A Balkis, el desolado paisaje le pareció radiante. En el turquesa del mar Muerto vio reflejarse las verdeantes colinas de Saba, sus montañas de oro, las floridas cuencas de su capital. Su perseverancia triunfaba por fin. Había conseguido seducir a Hiram, aquel hombre inaccesible, demasiado altivo para aceptar amor. Una indecible felicidad llevó a la reina de Saba hasta las riberas plantadas de tamariscos del río infantil en el que su cuerpo de mujer había despertado al deseo. El maestro de obras la arrancaba al pasado, al tiempo que desgastaba las almas, la volvía despreocupada y alegre.
Algunas sombras le impedían todavía creer en el milagro.

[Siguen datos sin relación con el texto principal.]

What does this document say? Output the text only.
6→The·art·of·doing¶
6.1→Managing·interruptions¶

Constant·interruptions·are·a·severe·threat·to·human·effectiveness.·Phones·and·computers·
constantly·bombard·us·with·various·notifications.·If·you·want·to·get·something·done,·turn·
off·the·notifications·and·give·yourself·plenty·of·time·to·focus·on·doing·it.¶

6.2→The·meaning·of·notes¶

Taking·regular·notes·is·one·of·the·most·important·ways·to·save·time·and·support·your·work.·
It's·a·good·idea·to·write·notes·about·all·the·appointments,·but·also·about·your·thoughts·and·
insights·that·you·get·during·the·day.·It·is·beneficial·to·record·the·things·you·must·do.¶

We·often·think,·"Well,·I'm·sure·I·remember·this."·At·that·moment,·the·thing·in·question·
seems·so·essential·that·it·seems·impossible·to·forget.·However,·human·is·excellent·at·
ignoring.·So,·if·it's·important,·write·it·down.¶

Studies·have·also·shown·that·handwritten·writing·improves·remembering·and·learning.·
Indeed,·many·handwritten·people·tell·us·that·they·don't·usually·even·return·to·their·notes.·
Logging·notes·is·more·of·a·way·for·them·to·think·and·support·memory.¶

—¿Abandonaréis acaso vuestra cofradía?
—Sería indigno y despreciable. Muchos compañeros me seguirán. E indicaré a los maestros el modo de sucederme, se dispersarán. El arte del Trazo va a transmitirse.
Balkis se acercó a Hiram.
—Aceptáis por mí la desaparición de vuestra obra.
—El templo es sólo un templo. Lo que mis manos han construido, otras lo destruirán. Sólo la obra del mañana cuenta.
—¿Se ha roto vuestra amistad con Salomón?
—He abandonado ya esta tierra.
Los labios de la reina de Saba rozaron los de Hiram. Sus pechos se hincharon de savia. Sus ojos se llenaron de embriagadas lágrimas.
—No aquí y no ahora —imploró Hiram—. En Saba, reina mía.
Tras la partida del maestro de obras, Balkis permaneció mucho rato a orillas del mar Muerto. Grabó en su memoria aquel universo mineral y hostil en el que su existencia revestía un manto de esperanza y maravillas. Hiram llevaba a cabo el más exigente sacrificio al entregar su obra maestra a un rey que no había percibido la grandeza de su arquitecto. ¿Había más resplandeciente prueba de amor?
Pronto, en Saba, la reina se uniría a Hiram.